The former of these conditions encompasses a general practical compliance by the people to the rules of the community whose validity originates from the rule of acknowledgement. It is necessary to perceive that Hart is not advocating for the need to "accept" the primary rules or the rules of recognition by the members of the society. Instead, the officials barely need to espouse an "internal point of view", which comes as the second condition. The officials are obliged to only comply with those secondary rules, and they must mutually "accept" them. This point is particularly to the acceptance of the "rules of recognition", the given collective standards for creating and enunciating judicial verdicts. Therefore, when a German arbitrator at "People Court" asserted that no court of justice may probe into the style and fashion by which Hitler came up with law, he was demonstrative of the acceptance of the rule with particular reference to recognition as it denoted authority and power that Hitler wielded and exercised.
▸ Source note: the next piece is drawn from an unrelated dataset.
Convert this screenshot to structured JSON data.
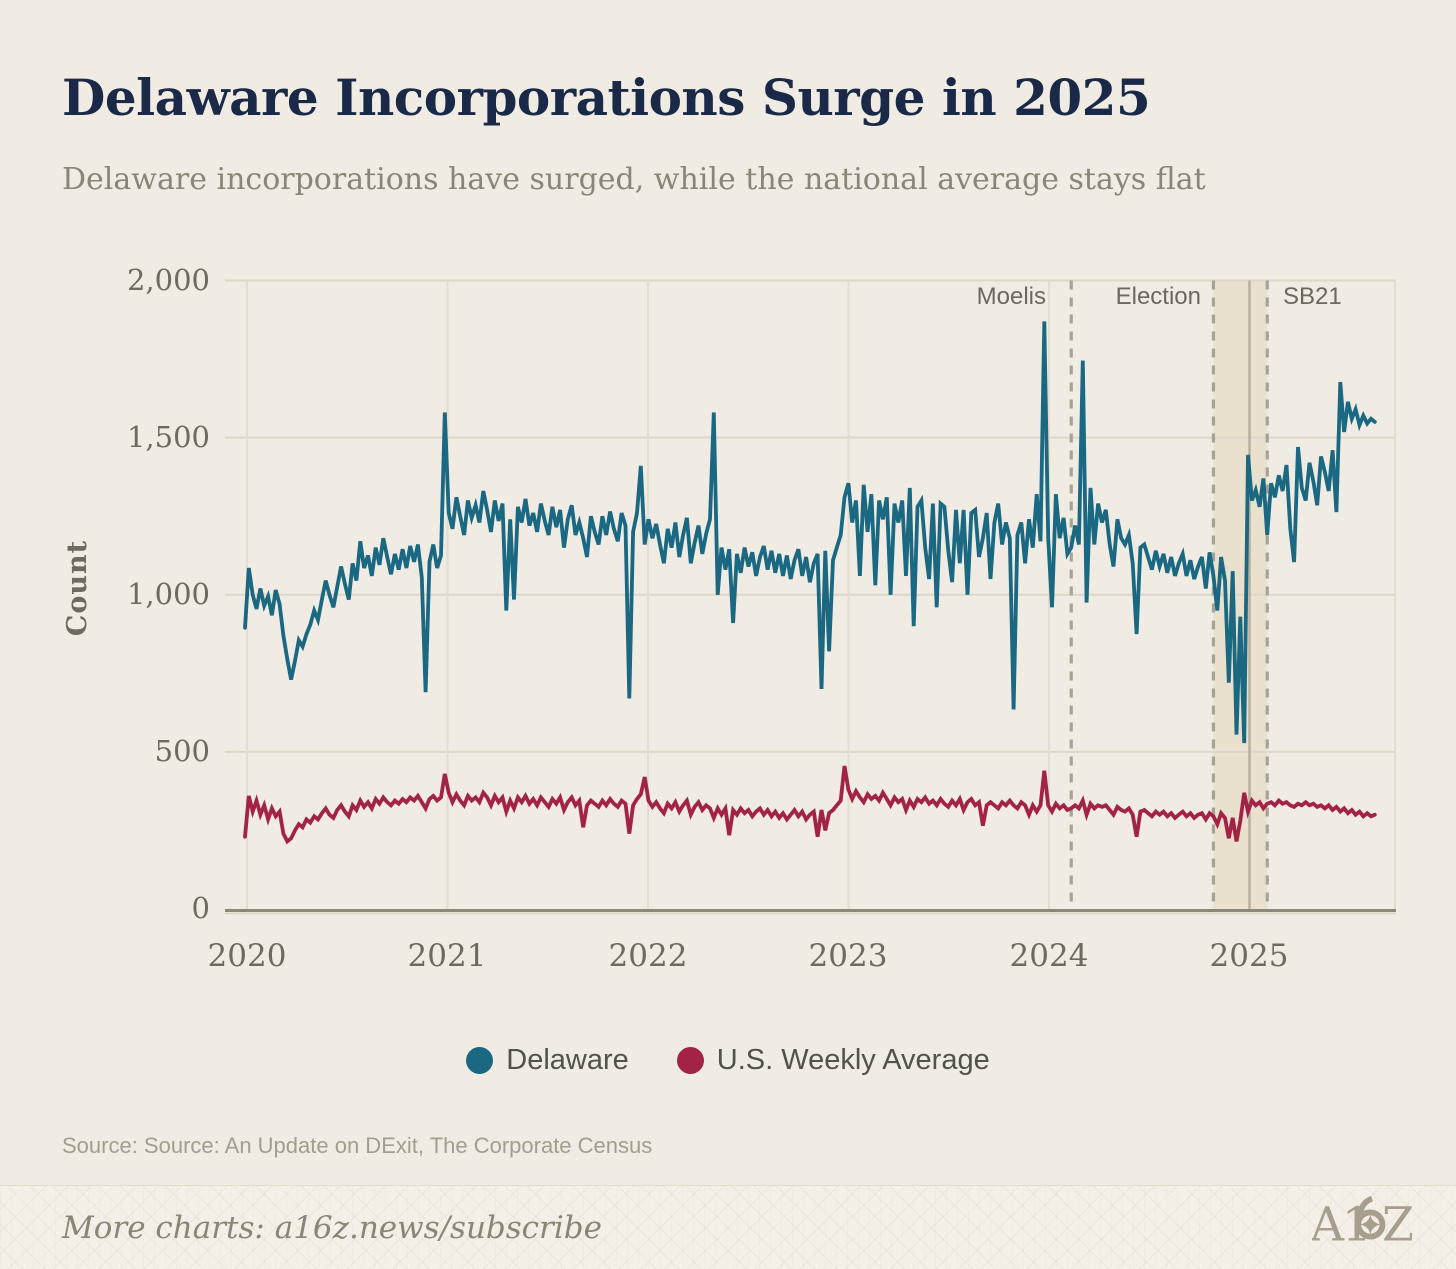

Therefore, law as was enacted by the ruinous Nazi regime was certainly a valid law since it satisfied all the necessary requirements that were believed by Hart hence it was valid and was within the legal system that was in existence.

Natural Law

A different school of thought holds that the natural law theory defines law as the only laws that fit into a particular code of morals can genuinely be referred to as law. They maintained that Nazi law therefore did not qualify to be law since "it was too evil to be law".

Lon Fuller (1902-78) principally is concomitant with his secular position of natural law arguing that it has an "inner morality", and that a legal establishment is the deliberate "enterprise of subjecting human conduct to the governance of rules" which is regarded as below. Fuller adopted approach to natural law. The eight ways of making law are manifested in his eight desiderata; "eight kinds of legal excellence toward which a system of rules may strive" embodied in the "inner morality of law". It is an embodiment of what he calls "a morality of aspiration and not of duty. Its primary appeal must be a sense of trusteeship and to the pride of the craftsman".

Succinctly put, law has an "internal morality" according to Fuller. He argues that a legal system is the purposive human "enterprise of subjecting human conduct to the guidance and control of general rules". That a legal system is bound to obey certain procedural standards regardless of what it is intended for. If disregarded it only leads to an exercise of state coercion. He recounts the hard-luck story of King Res, and the eight ways he failed to make law, perfectly befits Hitler. These are the routes to failure.

The first and the most obvious lies in a failure to achieve rules at all so that every issue must be decided on an ad hoc basis. The other routes are: 2) a failure to publicize, or at least to make available to the affected party, the rules he is expected to observe; 3) the abuse of retroactive legislation, which cannot itself guide action, but undercuts the integrity of rules prospective in effect, since it puts them under the threat of retrospective change; 4) a failure to make rules understandable; 5) the enactment of contradictory rules or 6) rules that require conduct beyond the powers of the affected party; 7) introducing such frequent changes in the rules that the subject cannot orient his action by them; and, finally, 8) a failure to achieve congruence between the rules as announced and their actual administration.

As a refusal to regard Hitler’s "law", it is debatable that conformity with Fuller's "internal morality" doesn’t warrant a just order; the legal system in apartheid South Africa probably conformed to all the eight principles even though it subjectively defined race.

Conclusion

The natural law theory is not preferred here because it has the same validity everywhere, and does not depend on our approval of it or not. With it, there is the commonplaceness of conflicts.